3 large ripe to overripe bananas
12 dried pitted dates
1/3 c melted coconut oil
1 tsp vanilla extract
1 c spelt flour
1/2 c white whole wheat flour
1/4 tsp salt
1 1/2 tsp baking soda
1/2 tsp cinnamon
1/8 tsp clove
scant 1/2 c unsweetened creamy peanut butter, warmed for easier pouring
Put the dates in a heat proof bowl and pour enough boiling water over them to cover by an inch or so. Cover the bowl with a plate or kitchen towel and let the dates soak for about an hour. Drain and transfer the dates to a food processor. Process until smooth. This should yield about 1/2 c of date puree.
Preheat oven to 350 degrees. Grease a loaf pan and line with parchment paper.
Mash the bananas in a large bowl until they are fairly smooth with just a few small chunks remaining. Stir in the pureed dates, vanilla extract, coconut oil, and egg.
Combine the flours, salt, baking soda, and spices in a separate bowl. Stir the dry ingredients into the banana mixture until just incorporated.
Pour about half of the batter into the prepared loaf pan. Pour (or plop) the peanut butter over top of the batter and spread it out a bit. Pour the rest of the batter over the peanut butter. Run a butter knife through the batter a few times, both horizontally and vertically, to swirl the peanut butter throughout the batter.
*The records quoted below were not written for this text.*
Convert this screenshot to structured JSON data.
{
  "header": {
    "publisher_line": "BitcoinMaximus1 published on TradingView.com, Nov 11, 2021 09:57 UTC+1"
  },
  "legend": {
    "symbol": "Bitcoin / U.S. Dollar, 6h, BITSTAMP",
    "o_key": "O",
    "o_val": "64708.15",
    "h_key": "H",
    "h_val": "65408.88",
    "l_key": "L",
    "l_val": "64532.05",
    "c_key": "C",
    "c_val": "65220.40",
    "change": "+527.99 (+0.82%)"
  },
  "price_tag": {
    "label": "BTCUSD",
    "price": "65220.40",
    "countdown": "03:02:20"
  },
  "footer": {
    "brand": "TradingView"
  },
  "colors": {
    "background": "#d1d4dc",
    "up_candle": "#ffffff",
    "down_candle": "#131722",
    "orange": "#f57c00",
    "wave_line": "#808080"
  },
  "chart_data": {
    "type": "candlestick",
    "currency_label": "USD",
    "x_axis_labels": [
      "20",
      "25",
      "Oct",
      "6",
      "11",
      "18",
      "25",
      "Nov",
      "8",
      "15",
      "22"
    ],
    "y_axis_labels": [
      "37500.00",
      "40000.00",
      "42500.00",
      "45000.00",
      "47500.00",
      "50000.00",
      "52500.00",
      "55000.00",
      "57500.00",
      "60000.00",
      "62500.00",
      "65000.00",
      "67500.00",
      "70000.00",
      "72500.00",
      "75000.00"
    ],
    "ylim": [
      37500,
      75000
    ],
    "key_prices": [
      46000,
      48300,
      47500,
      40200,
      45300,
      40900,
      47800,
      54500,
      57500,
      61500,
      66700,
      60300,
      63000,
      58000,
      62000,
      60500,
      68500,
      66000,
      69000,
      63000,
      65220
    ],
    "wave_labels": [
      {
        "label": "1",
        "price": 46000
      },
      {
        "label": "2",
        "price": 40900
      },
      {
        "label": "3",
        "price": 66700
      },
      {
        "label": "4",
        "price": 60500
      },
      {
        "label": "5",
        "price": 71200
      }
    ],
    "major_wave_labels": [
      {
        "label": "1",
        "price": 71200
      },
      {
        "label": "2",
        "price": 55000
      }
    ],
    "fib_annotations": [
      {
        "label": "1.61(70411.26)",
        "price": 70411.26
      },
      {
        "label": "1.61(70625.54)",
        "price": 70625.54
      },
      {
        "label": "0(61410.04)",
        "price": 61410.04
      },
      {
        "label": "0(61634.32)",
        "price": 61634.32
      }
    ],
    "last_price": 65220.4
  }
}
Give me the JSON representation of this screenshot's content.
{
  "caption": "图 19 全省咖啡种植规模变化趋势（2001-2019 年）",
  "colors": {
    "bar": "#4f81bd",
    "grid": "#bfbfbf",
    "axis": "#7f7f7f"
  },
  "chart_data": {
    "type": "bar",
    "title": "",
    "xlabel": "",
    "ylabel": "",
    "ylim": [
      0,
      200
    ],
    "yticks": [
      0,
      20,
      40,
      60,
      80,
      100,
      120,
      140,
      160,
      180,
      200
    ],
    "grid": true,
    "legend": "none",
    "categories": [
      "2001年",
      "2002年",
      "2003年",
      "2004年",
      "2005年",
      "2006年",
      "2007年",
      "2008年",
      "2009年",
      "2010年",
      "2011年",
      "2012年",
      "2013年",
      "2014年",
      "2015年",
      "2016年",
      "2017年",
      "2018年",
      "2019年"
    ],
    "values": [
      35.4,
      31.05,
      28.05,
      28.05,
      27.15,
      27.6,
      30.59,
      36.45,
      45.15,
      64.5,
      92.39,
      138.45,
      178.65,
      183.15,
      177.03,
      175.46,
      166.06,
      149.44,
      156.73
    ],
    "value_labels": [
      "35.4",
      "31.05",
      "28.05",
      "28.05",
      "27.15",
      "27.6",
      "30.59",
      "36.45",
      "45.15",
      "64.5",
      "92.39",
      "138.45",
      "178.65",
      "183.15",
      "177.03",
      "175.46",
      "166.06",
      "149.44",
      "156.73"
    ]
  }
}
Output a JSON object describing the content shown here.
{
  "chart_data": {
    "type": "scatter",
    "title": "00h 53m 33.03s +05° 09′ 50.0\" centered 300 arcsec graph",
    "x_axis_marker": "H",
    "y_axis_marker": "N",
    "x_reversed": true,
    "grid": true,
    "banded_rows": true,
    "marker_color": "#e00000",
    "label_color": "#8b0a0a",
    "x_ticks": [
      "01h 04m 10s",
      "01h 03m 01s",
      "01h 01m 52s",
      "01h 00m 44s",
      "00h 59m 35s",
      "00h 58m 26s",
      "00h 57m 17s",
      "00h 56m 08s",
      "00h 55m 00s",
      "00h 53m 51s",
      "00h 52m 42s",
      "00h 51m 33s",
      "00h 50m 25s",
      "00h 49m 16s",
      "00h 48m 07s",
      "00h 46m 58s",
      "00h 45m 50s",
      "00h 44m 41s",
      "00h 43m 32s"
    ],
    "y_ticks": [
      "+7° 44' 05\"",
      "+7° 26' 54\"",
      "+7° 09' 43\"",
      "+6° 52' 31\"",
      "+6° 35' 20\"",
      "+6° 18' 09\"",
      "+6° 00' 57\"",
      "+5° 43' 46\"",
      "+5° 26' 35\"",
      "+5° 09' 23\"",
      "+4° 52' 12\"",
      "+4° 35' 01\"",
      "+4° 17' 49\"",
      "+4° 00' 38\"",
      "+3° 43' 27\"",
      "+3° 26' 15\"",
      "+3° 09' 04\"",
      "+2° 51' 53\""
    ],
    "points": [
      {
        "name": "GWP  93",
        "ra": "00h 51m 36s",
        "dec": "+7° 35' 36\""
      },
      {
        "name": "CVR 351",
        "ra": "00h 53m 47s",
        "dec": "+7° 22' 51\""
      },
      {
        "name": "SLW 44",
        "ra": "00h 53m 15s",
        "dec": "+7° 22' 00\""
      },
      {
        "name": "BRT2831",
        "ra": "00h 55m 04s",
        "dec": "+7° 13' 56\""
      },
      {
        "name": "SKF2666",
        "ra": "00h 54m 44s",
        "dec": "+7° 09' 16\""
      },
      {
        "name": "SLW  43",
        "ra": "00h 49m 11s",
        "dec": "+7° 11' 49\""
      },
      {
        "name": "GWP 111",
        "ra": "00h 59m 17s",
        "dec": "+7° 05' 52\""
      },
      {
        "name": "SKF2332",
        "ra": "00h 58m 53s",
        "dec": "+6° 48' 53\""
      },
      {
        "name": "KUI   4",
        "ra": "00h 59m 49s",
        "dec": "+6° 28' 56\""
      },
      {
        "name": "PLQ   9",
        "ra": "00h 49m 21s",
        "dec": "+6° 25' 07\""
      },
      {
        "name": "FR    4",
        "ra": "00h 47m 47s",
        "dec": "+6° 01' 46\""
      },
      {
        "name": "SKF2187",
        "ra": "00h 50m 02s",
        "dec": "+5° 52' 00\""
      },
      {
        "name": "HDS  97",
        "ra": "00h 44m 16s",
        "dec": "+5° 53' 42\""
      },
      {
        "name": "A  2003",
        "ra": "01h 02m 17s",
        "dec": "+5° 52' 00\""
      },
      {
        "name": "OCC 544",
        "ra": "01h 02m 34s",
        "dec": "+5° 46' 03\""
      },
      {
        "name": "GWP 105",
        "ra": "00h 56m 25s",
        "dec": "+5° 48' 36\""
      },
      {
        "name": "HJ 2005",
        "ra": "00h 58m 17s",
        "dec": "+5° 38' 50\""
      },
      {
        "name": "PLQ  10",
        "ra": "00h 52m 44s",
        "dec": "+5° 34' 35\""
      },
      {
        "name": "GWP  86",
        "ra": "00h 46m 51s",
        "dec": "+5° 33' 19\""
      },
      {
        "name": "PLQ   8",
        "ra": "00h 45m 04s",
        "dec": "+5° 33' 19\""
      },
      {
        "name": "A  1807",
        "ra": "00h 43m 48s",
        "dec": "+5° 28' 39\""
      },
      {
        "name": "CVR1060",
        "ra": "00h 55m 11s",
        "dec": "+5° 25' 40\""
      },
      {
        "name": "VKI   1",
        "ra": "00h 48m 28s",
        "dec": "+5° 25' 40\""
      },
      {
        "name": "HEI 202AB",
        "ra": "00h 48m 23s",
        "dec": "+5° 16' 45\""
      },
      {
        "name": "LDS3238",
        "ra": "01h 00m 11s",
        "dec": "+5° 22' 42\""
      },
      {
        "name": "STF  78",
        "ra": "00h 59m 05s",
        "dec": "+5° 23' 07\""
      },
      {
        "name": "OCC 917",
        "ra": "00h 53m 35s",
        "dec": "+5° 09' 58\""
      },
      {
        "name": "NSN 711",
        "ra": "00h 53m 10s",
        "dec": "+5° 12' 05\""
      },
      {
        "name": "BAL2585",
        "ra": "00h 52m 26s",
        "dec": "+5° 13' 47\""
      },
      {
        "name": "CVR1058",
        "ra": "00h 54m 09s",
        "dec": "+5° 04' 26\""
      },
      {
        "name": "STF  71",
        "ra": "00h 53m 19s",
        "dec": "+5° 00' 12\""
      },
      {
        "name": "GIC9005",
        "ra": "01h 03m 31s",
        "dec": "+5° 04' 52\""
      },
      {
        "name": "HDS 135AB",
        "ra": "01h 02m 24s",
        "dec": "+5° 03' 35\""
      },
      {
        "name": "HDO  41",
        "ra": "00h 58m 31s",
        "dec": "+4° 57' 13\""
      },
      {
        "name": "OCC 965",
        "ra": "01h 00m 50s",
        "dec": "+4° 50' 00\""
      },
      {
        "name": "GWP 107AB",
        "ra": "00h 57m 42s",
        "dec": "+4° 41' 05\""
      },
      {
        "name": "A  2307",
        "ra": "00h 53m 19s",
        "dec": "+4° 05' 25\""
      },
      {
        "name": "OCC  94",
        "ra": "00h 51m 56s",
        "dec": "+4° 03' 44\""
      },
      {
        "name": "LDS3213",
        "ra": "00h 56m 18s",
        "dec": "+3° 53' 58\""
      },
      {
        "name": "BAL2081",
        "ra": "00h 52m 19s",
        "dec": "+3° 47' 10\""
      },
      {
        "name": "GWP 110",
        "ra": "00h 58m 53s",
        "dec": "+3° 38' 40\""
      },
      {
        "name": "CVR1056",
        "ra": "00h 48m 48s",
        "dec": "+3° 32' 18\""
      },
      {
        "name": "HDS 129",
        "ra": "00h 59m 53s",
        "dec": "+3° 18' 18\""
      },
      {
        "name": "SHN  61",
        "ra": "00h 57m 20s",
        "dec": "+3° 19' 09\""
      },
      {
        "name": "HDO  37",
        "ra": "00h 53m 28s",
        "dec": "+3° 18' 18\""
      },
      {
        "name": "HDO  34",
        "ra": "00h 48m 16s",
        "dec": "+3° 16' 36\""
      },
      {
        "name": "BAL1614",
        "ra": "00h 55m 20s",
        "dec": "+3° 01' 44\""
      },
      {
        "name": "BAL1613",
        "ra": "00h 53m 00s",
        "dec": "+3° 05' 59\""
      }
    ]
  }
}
Bake for 50-60 minutes until a butter knife inserted into the bread comes out free of uncooked batter. Keep in mind that you may have some peanut butter stick to the knife even when the bread is done, so you won’t necessarily get a completely clean knife. Remove from the oven and allow to cool somewhat before removing from the pan and slicing.